In 2017, as Russia’s hybrid war raged in eastern Ukraine, Russia’s military intelligence agency uncovered devastating malware known as NotPetya that wiped out computer systems at companies in Ukraine before spreading around the world, the Justice Department and private investigators said. The incident disrupted the shipping giant Maersk and other multinationals, costing the global economy billions of dollars.

That operation involved identifying widely used Ukrainian software, infiltrating it and injecting malicious code to weaponize it, said Matt Olney, director of threat and prevention at Talos, Cisco’s threat intelligence unit.

“It was all incredibly effective as a final product,” said Olney, who has responded to cyber incidents in Ukraine for years. “And it takes time and opportunities that sometimes you can’t just conjure up.”

“I am absolutely sure [the Russians] Wish they had what they burned during the notepad,” Olney told CNN.

Zora, the Ukrainian official who is vice president of SSSCIP, called on Western governments to tighten restrictions on access to software tools that feed Russia’s hacking arsenal.

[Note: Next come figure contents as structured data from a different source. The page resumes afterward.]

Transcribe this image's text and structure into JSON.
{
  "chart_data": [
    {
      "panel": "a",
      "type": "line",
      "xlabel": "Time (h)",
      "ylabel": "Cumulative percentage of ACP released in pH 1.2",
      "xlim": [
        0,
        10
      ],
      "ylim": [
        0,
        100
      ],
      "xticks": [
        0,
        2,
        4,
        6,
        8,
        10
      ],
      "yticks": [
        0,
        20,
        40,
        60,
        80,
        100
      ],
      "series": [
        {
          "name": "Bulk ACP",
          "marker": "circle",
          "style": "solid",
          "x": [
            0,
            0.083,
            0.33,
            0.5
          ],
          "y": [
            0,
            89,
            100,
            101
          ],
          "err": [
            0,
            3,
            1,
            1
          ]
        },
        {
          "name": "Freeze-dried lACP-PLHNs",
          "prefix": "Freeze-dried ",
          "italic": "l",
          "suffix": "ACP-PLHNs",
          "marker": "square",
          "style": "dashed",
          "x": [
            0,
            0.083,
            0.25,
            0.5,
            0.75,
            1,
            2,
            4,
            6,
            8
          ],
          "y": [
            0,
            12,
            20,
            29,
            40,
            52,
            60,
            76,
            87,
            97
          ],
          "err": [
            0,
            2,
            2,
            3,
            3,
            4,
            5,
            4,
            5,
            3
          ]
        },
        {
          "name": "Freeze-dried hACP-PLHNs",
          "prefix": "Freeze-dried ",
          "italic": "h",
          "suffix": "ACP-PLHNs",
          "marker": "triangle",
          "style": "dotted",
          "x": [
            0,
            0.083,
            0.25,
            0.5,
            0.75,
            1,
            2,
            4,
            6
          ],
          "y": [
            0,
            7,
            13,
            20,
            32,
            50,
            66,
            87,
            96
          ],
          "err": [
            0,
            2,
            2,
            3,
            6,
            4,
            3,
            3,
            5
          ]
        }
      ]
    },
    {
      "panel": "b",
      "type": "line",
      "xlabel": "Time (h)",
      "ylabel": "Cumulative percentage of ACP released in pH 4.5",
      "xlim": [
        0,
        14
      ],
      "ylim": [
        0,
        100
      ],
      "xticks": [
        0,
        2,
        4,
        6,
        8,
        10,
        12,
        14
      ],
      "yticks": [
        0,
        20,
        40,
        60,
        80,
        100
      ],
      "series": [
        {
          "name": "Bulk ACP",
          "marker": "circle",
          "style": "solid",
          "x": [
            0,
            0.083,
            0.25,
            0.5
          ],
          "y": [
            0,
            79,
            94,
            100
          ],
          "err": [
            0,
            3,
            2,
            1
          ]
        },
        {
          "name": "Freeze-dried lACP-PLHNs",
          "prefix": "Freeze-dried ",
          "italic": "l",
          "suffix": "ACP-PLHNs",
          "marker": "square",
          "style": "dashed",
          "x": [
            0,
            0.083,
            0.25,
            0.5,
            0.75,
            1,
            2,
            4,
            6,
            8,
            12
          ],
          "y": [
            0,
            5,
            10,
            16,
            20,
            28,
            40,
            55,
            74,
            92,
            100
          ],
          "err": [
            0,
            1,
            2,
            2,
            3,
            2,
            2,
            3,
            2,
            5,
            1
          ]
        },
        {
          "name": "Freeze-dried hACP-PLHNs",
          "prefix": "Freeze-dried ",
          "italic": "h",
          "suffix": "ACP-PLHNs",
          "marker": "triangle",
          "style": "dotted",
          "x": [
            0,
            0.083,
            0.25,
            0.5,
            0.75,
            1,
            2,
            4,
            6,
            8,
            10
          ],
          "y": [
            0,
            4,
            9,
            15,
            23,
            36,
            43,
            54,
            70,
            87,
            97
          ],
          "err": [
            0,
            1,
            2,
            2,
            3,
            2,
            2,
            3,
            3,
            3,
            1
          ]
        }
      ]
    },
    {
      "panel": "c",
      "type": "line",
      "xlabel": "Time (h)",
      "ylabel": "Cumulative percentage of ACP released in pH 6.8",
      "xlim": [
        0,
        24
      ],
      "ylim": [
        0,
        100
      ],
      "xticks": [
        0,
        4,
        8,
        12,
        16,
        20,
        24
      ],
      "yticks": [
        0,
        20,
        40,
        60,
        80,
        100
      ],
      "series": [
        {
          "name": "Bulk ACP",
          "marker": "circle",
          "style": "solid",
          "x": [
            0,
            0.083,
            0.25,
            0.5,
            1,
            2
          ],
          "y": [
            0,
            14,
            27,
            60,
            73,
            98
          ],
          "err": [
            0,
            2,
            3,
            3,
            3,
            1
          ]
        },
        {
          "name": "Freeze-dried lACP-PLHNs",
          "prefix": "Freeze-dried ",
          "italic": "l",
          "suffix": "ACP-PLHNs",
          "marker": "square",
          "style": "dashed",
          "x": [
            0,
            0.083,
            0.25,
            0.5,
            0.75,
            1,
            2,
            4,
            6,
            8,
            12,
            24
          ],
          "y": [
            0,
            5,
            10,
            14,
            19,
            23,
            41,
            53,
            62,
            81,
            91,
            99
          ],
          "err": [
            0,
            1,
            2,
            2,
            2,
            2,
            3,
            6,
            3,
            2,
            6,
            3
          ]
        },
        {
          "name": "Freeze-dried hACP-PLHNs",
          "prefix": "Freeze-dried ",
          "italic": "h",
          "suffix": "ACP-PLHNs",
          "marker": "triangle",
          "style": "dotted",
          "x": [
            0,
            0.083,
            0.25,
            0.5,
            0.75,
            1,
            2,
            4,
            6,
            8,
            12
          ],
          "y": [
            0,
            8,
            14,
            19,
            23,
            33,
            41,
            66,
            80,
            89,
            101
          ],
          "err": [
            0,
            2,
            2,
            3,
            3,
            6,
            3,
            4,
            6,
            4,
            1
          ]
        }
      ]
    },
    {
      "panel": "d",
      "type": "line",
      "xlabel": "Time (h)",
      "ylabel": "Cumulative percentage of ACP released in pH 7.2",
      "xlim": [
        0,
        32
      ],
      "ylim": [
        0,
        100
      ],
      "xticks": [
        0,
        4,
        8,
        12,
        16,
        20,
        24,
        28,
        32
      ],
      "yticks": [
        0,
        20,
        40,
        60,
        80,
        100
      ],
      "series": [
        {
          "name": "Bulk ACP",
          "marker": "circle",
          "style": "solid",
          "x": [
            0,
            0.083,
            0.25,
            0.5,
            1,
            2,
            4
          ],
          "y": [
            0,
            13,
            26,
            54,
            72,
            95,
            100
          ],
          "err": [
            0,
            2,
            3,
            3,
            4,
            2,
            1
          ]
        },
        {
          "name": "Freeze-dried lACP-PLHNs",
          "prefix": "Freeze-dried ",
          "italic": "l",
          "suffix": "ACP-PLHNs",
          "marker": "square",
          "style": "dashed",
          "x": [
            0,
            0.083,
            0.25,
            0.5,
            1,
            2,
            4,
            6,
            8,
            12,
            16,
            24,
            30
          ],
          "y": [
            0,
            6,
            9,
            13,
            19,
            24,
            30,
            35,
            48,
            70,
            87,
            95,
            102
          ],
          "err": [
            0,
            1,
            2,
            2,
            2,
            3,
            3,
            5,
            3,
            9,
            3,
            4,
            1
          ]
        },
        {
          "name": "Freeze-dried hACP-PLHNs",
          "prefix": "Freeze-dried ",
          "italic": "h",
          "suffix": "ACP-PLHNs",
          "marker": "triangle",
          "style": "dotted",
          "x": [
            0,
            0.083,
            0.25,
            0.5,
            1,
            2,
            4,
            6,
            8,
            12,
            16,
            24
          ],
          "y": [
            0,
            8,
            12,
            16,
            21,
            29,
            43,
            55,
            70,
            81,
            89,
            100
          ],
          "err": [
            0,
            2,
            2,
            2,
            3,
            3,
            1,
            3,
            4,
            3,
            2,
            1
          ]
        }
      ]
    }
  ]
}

“We should not discard that possibility [Russian government hacking] The group is currently working on some highly-sophisticated attacks that we will monitor later,” Zora told CNN. “Not all Russian military hackers and government-controlled groups are on vacation or out of business.”

Tanal Sepp, Estonia’s ambassador-at-large for cyber affairs, told CNN that the Russians are likely to turn to a “new wave” of cyber attacks as their battlefield conflicts continue.

“Our main goal is to isolate Russia as much as possible internationally”, Sepp said, adding that the former Soviet state had not communicated with Russia on cyber security issues in months.